Why Invest in Energy Commodity ETFs?

Investing in energy ETFs has become more common in recent years due to the rise of energy prices. Many people want to find a way to benefit from these increases in energy costs and the energy commodity ETF is a great way to do so. Investing in an energy commodity ETF can provide you with a good hedge against inflation and currency fluctuations. When you invest in oil, for example, you will be investing in a physical commodity. The oil retains its value, regardless of what happens in the rest of the economy. When inflation occurs, the value of the oil is going to increase. When you invest in a stock or something else that is not tangible, it may not increase in value with inflation. 

Participate in Global Growth

Another reason that you might want to consider investing in this type of security is that you can participate in global economic growth. Instead of investing in something that will only do well if the domestic market does well, you can invest in something that is needed in all parts of the world. With areas like China growing at a rapid pace, they are consuming more oil than ever. Because of this, the prices of oil are bound to increase, and when they do, you can profit.
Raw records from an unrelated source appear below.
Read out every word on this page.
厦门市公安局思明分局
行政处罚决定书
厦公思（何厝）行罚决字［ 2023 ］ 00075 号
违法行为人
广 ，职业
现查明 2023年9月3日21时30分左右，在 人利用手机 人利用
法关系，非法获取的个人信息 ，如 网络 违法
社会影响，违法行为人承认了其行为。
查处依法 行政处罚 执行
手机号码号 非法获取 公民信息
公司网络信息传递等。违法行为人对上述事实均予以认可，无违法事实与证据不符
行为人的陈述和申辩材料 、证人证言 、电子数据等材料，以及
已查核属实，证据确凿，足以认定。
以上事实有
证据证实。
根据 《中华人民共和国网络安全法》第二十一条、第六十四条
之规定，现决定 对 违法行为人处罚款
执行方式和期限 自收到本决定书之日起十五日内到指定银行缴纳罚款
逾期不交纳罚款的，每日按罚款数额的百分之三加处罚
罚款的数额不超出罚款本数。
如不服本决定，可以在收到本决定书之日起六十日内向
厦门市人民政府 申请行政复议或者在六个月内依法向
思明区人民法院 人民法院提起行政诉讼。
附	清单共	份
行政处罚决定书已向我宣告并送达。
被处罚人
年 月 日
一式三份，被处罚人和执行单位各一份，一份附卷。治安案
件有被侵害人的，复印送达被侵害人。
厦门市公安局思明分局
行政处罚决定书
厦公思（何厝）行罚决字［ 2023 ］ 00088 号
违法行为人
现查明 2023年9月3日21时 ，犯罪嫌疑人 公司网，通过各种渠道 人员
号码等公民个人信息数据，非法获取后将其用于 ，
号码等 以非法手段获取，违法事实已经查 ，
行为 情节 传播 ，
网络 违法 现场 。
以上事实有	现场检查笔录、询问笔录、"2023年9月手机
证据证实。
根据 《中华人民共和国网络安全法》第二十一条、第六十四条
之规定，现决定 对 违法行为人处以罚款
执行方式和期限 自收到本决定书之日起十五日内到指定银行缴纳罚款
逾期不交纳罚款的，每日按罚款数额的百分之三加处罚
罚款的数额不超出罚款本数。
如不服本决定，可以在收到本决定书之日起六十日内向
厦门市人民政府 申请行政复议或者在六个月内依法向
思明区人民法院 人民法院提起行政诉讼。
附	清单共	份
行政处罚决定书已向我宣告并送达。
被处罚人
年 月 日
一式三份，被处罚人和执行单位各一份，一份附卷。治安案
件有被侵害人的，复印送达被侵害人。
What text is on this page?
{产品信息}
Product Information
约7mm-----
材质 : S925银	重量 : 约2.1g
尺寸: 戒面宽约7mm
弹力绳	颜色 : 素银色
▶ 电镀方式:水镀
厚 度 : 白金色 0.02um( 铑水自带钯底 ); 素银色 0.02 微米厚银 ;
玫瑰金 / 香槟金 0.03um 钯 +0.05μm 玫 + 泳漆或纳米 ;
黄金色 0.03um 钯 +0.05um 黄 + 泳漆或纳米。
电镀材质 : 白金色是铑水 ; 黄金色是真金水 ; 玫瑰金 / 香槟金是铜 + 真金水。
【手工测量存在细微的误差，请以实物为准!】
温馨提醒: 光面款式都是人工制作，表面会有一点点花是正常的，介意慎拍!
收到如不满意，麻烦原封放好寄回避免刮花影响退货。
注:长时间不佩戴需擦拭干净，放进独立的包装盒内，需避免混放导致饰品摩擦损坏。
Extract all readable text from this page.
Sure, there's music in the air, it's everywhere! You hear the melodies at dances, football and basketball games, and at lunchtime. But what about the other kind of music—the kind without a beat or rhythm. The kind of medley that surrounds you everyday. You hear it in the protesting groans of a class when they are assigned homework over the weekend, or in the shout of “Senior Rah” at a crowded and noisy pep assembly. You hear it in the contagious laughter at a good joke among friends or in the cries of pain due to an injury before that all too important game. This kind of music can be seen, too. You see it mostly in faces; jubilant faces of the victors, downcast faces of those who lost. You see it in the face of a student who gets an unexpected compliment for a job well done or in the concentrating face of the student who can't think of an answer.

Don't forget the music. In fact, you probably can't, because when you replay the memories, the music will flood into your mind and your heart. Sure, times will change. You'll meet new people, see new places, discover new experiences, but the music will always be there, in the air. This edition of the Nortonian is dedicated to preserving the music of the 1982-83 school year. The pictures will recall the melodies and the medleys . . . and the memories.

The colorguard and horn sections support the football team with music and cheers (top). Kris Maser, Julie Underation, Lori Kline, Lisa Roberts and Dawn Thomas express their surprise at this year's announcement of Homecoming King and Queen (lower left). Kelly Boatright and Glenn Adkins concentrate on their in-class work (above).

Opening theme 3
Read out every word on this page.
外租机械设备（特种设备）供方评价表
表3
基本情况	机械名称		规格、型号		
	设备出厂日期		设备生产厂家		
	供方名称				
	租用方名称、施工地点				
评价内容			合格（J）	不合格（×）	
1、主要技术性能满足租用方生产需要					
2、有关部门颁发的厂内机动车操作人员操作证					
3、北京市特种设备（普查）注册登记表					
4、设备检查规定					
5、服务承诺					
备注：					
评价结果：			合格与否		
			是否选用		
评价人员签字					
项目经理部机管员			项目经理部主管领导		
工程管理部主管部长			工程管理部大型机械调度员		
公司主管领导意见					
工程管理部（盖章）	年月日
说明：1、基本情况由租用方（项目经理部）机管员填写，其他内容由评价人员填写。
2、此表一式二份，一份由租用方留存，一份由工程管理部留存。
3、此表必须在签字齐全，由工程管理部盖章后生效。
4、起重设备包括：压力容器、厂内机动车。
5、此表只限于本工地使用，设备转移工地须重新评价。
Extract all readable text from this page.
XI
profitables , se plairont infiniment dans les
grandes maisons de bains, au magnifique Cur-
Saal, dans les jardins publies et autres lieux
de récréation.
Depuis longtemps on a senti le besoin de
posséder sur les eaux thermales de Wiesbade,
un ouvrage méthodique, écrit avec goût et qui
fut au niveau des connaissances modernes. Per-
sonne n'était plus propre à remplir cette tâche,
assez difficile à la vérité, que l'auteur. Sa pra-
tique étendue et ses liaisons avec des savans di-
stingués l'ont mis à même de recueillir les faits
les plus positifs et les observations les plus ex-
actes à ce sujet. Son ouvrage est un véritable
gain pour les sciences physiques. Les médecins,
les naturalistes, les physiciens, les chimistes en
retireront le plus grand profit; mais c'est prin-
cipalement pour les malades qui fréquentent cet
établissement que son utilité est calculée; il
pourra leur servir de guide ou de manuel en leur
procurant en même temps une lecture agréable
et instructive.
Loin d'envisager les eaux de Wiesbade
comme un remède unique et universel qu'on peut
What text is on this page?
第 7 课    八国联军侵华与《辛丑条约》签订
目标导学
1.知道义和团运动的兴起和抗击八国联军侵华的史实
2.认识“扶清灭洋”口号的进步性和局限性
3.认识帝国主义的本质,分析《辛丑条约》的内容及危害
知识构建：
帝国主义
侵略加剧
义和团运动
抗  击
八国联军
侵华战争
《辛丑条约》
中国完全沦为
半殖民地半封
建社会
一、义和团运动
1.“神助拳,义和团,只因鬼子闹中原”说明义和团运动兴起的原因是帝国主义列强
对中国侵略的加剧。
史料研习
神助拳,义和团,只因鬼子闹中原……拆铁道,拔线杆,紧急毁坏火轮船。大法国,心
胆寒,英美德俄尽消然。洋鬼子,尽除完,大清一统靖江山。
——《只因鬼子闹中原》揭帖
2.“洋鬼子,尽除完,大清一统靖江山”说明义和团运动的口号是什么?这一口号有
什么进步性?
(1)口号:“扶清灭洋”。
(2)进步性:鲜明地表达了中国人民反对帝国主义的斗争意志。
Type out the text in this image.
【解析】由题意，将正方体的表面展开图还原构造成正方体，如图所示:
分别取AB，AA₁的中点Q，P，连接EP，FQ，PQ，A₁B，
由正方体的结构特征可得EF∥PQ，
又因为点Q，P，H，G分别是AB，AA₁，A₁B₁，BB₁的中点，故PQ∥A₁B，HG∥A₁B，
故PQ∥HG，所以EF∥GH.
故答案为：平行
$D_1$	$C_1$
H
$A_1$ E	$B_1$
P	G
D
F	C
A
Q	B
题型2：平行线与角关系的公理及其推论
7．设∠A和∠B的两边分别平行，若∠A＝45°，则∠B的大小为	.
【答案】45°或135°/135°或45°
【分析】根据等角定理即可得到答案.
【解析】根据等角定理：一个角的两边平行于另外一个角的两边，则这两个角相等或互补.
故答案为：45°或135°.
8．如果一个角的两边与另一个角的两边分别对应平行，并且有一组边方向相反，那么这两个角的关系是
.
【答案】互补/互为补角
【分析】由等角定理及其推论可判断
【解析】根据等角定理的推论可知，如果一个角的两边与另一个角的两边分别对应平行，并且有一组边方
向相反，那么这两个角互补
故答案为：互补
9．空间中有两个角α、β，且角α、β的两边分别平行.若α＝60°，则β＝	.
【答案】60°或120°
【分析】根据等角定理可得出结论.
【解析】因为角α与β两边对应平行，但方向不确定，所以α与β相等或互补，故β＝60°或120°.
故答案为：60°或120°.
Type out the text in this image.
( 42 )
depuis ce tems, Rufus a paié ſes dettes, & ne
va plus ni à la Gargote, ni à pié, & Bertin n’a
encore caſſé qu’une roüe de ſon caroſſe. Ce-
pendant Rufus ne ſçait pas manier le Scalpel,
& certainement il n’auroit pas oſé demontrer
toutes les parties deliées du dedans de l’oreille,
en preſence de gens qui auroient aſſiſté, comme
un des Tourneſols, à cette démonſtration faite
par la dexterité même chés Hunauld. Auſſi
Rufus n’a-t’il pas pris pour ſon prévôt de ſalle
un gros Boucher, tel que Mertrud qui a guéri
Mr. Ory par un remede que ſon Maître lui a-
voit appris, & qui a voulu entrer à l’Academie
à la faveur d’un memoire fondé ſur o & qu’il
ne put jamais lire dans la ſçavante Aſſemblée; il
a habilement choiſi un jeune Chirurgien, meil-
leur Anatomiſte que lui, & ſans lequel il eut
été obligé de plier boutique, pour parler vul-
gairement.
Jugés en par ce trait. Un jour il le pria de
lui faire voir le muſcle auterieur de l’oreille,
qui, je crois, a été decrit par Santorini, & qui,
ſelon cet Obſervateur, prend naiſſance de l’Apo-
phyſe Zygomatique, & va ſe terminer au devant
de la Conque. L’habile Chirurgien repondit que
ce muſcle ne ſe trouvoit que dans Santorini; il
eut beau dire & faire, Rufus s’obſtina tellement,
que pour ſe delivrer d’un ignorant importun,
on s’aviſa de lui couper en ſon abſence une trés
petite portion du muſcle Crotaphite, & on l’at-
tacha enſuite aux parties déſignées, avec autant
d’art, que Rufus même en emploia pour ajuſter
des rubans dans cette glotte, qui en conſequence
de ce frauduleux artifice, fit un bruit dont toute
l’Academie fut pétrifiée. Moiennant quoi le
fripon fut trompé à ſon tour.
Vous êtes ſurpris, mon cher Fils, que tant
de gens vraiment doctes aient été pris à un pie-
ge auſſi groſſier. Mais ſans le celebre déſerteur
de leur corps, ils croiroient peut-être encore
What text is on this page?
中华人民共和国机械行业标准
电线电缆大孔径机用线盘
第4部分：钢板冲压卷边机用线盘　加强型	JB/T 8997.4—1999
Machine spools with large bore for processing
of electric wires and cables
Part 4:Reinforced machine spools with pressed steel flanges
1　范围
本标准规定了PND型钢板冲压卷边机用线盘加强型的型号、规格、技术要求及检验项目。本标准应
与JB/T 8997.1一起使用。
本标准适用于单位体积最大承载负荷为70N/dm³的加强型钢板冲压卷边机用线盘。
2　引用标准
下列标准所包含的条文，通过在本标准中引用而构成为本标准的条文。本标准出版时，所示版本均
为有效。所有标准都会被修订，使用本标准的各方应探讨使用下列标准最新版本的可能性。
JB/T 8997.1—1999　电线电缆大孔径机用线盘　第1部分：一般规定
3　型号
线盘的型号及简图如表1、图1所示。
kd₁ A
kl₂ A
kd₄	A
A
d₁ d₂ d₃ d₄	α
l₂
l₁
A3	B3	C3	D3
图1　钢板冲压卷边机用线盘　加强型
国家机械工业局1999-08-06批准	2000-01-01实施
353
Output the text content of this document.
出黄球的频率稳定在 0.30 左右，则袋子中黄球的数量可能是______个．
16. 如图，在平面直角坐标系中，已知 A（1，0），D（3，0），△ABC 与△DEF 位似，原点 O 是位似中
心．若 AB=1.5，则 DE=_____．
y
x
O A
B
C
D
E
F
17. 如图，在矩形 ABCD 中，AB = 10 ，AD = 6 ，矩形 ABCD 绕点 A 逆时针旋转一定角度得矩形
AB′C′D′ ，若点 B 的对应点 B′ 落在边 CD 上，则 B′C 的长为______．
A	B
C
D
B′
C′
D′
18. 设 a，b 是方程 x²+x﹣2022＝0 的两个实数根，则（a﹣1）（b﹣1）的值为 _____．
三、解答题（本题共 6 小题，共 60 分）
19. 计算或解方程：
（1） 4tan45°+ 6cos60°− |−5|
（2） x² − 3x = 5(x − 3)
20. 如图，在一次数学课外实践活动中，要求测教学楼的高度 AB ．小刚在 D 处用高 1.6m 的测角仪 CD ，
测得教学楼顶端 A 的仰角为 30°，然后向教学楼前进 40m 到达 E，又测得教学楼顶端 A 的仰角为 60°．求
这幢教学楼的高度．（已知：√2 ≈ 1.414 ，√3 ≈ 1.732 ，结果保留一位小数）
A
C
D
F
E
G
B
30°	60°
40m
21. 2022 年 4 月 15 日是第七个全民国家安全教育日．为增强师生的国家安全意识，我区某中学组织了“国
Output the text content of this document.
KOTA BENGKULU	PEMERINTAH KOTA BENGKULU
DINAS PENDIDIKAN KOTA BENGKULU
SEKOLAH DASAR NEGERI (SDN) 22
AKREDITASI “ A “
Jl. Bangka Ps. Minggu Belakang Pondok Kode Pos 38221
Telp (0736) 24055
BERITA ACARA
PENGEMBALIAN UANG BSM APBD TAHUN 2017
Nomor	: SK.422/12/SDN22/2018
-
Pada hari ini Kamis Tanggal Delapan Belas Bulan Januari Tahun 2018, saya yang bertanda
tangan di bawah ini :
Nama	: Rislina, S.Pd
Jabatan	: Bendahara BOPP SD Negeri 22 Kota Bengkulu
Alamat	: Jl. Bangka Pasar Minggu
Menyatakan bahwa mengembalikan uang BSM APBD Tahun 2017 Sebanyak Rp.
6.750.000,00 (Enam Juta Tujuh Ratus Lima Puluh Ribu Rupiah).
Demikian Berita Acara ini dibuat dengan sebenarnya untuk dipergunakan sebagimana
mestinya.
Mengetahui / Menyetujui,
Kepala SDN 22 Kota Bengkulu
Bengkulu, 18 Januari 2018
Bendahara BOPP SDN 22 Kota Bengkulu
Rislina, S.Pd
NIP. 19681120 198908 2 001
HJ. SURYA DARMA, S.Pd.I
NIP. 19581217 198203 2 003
By investing in energy commodity ETF's, you can also diversify your portfolio. Many people have the majority of their holdings in stocks and equity mutual funds. While these investments are solid, you also need to diversify into some other types of investments. Putting money into commodities can be a nice alternative because it gives you something tangible in your portfolio. When it comes to choosing a commodity to invest in, you would be wise to invest in energy. Energy is something that we will always need and it will continue to rise in price. If the stock market starts to perform poorly, you will still have your holdings in the energy market to keep your portfolio afloat. By investing in a general energy ETF, you can also gain diversification because the ETF will invest in different types of energy.


With an energy commodity ETF, the majority of the money goes towards purchasing Treasury securities. These securities are then used as collateral to purchase futures contract on oil and other sources of energy. As the futures contracts get closer to the delivery date, the ETF has to sell them and get newer contracts. When this happens, the new contracts are cheaper because the delivery date is farther off. When you do this repeatedly, you can realize the benefits of these small price differences and the profits will start to add up.